Si je peux me permettre un conseil, ce serait celui-ci: oubliez la discrimination que vous avez subie de la part des anglophones dans le passé. Ouvrez chaleureusement vos bras aux immigrés et soyez disposés à dépenser beaucoup d'argent pour leur enseigner le français et les intégrer à votre culture. Regardez le système d'immersion en Israël. Parlez à Diane Proulx. J'ai vu comment elle savait intégrer les immigrés aux COFI. Elle pourrait même vous dire comment intéresser les jeunes anglophones de souche à s'intégrer à la communauté française.

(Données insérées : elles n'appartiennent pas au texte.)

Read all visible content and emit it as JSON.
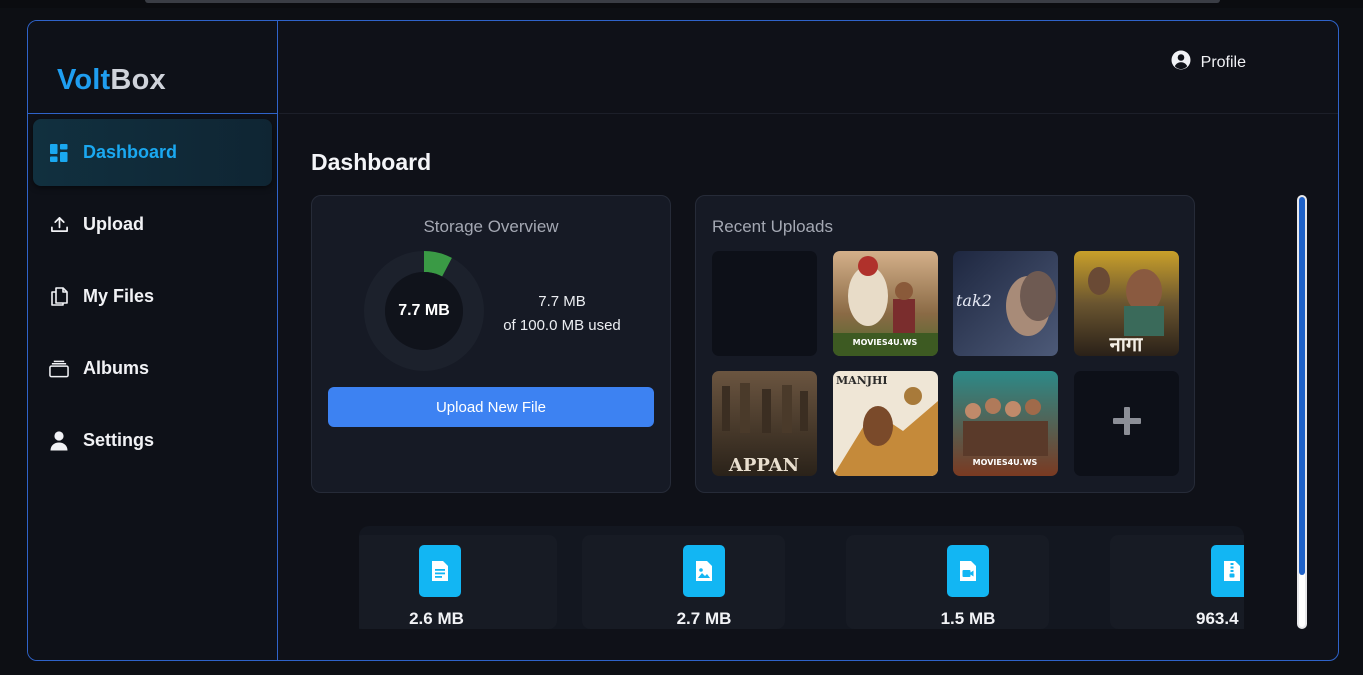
{
  "app": {
    "logo_part1": "Volt",
    "logo_part2": "Box"
  },
  "sidebar": {
    "items": [
      {
        "label": "Dashboard",
        "icon": "dashboard-icon",
        "active": true
      },
      {
        "label": "Upload",
        "icon": "upload-icon",
        "active": false
      },
      {
        "label": "My Files",
        "icon": "files-icon",
        "active": false
      },
      {
        "label": "Albums",
        "icon": "albums-icon",
        "active": false
      },
      {
        "label": "Settings",
        "icon": "user-icon",
        "active": false
      }
    ]
  },
  "header": {
    "profile_label": "Profile"
  },
  "page": {
    "title": "Dashboard"
  },
  "storage": {
    "title": "Storage Overview",
    "used_display": "7.7 MB",
    "used_line": "7.7 MB",
    "total_line": "of 100.0 MB used",
    "used_fraction": 0.077,
    "upload_button": "Upload New File"
  },
  "recent": {
    "title": "Recent Uploads",
    "thumbnails": [
      {
        "name": "thumbnail-empty",
        "text": ""
      },
      {
        "name": "thumbnail-poster",
        "text": "MOVIES4U.WS"
      },
      {
        "name": "thumbnail-poster",
        "text": "tak2"
      },
      {
        "name": "thumbnail-poster",
        "text": "नागा"
      },
      {
        "name": "thumbnail-poster",
        "text": "APPAN"
      },
      {
        "name": "thumbnail-poster",
        "text": "MANJHI"
      },
      {
        "name": "thumbnail-poster",
        "text": "MOVIES4U.WS"
      }
    ]
  },
  "stats": [
    {
      "icon": "document-file-icon",
      "value": "2.6 MB"
    },
    {
      "icon": "image-file-icon",
      "value": "2.7 MB"
    },
    {
      "icon": "video-file-icon",
      "value": "1.5 MB"
    },
    {
      "icon": "archive-file-icon",
      "value": "963.4"
    }
  ],
  "colors": {
    "accent": "#1aa8f0",
    "border": "#2f63c9",
    "button": "#3d82f2",
    "storage_used": "#3a9a45",
    "stat_icon": "#12b6f3"
  }
}
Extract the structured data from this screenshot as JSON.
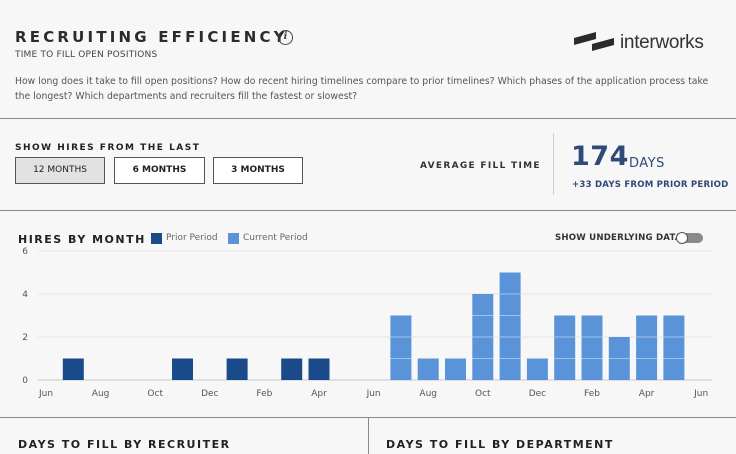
{
  "header": {
    "title": "RECRUITING EFFICIENCY",
    "subtitle": "TIME TO FILL OPEN POSITIONS",
    "description": "How long does it take to fill open positions? How do recent hiring timelines compare to prior timelines? Which phases of the application process take the longest? Which departments and recruiters fill the fastest or slowest?",
    "info_icon": "info-icon",
    "logo_text": "interworks"
  },
  "controls": {
    "label": "SHOW HIRES FROM THE LAST",
    "buttons": [
      "12 MONTHS",
      "6 MONTHS",
      "3 MONTHS"
    ],
    "selected": "12 MONTHS"
  },
  "kpi": {
    "label": "AVERAGE FILL TIME",
    "value": "174",
    "unit": "DAYS",
    "comparison": "+33 DAYS FROM PRIOR PERIOD"
  },
  "hires_chart": {
    "title": "HIRES BY MONTH",
    "legend": {
      "prior": "Prior Period",
      "current": "Current Period"
    },
    "toggle_label": "SHOW UNDERLYING DATA",
    "toggle_on": false
  },
  "chart_data": {
    "type": "bar",
    "title": "HIRES BY MONTH",
    "y_ticks": [
      0,
      2,
      4,
      6
    ],
    "ylim": [
      0,
      6
    ],
    "x_tick_labels": [
      "Jun",
      "Aug",
      "Oct",
      "Dec",
      "Feb",
      "Apr",
      "Jun",
      "Aug",
      "Oct",
      "Dec",
      "Feb",
      "Apr",
      "Jun"
    ],
    "grid": true,
    "series": [
      {
        "name": "Prior Period",
        "color": "#1a4a8a",
        "points": [
          {
            "month": "Jul",
            "value": 1
          },
          {
            "month": "Nov",
            "value": 1
          },
          {
            "month": "Jan",
            "value": 1
          },
          {
            "month": "Mar",
            "value": 1
          },
          {
            "month": "Apr",
            "value": 1
          }
        ]
      },
      {
        "name": "Current Period",
        "color": "#5b93d9",
        "points": [
          {
            "month": "Jul",
            "value": 3
          },
          {
            "month": "Aug",
            "value": 1
          },
          {
            "month": "Sep",
            "value": 1
          },
          {
            "month": "Oct",
            "value": 4
          },
          {
            "month": "Nov",
            "value": 5
          },
          {
            "month": "Dec",
            "value": 1
          },
          {
            "month": "Jan",
            "value": 3
          },
          {
            "month": "Feb",
            "value": 3
          },
          {
            "month": "Mar",
            "value": 2
          },
          {
            "month": "Apr",
            "value": 3
          },
          {
            "month": "May",
            "value": 3
          }
        ]
      }
    ]
  },
  "sections": {
    "recruiter_title": "DAYS TO FILL BY RECRUITER",
    "department_title": "DAYS TO FILL BY DEPARTMENT"
  }
}
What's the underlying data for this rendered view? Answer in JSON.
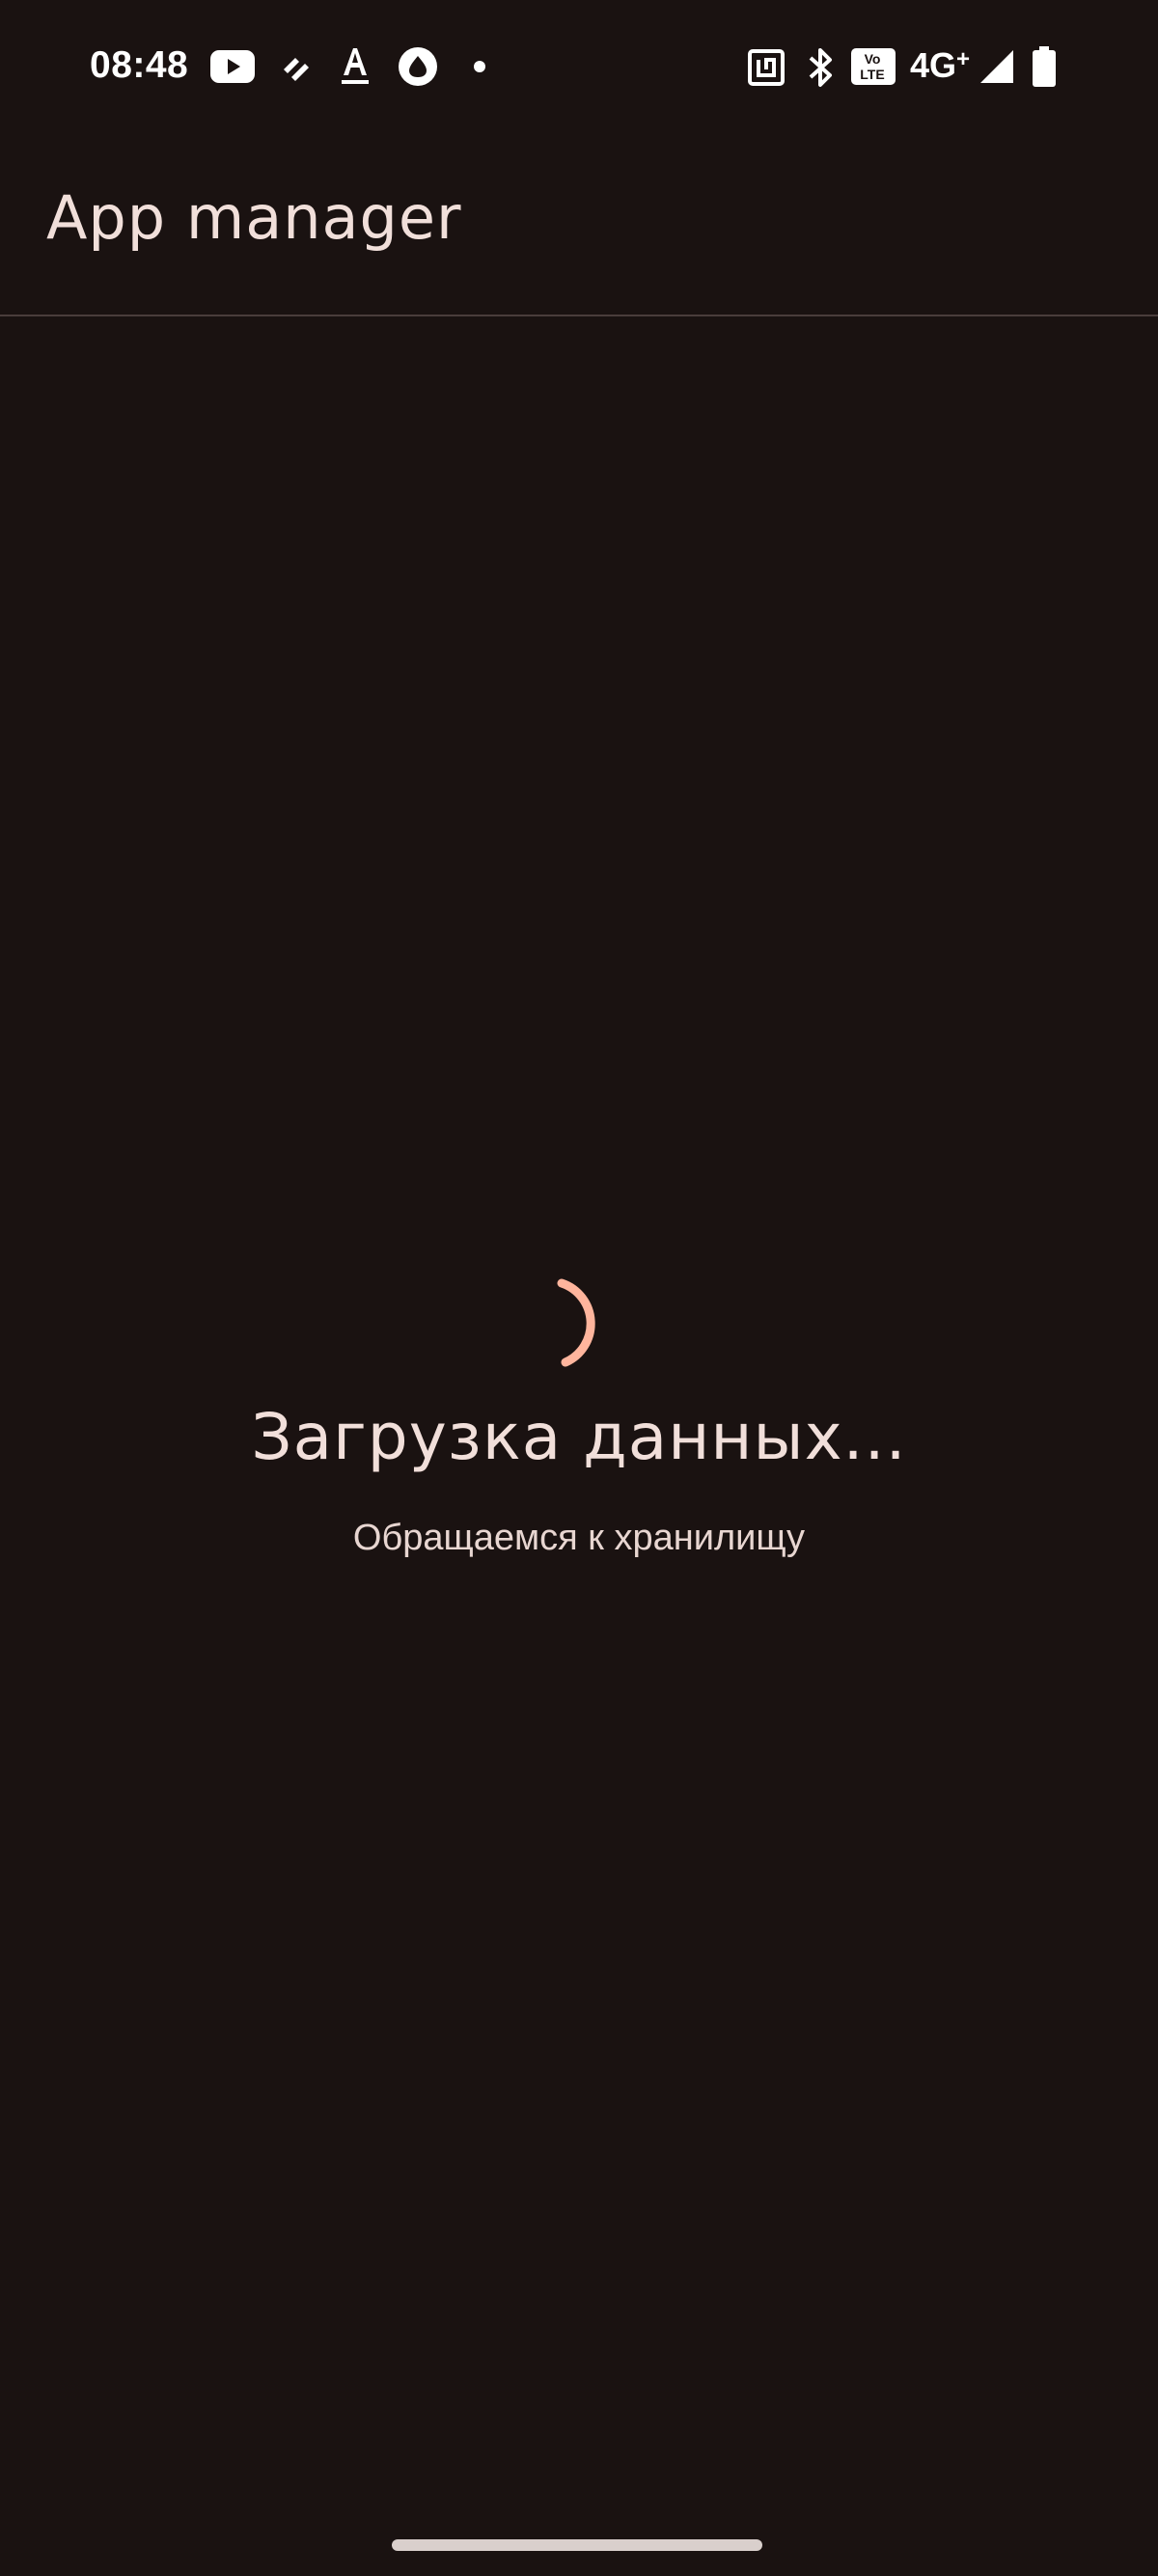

Au bout du compte, les parents anglophones devraient se demander s'il est vrairnent sage d'envoyer leurs enfants à des écoles où ils n'acquerront jamais une qualité de français suffisante pour leur permettre de vivre pleinement leur vie au Québec. Et si leurs enfants désertent le Québec, ce sont eux qui se retrouveront abandonnés dans leur vieil âge. La vérité est que la seule manière pour un anglophone de devenir vraiment bilingue est d'étudier en français.
Il est possible que les parents qui envoient leurs enfants aux écoles anglaises refusent de voir cette vérité. Ou peut-être espèrent-ils un Québec binational quand ils prônent le bilinguisme. Cet espoir me semble vain. Car autant le bilinguisme au niveau individuel est une réalité de la vie à Montréal, autant la conversion du Québec au binationalisme serait une recette pour l'assimilation des francophones.
Les malentendus entre les deux solitudes du Canada sont très profonds. Vous vous voyez comme un îlot francophone dans un océan nord-américain anglophone. Et vous êtes préoccupés d'intégrer vos immigrants à la majorité francophone du Québec alors que, dans le reste du pays, les gens croient que tout autre modèle que le laisser-faire multiculturaliste canadien tient du racisme. »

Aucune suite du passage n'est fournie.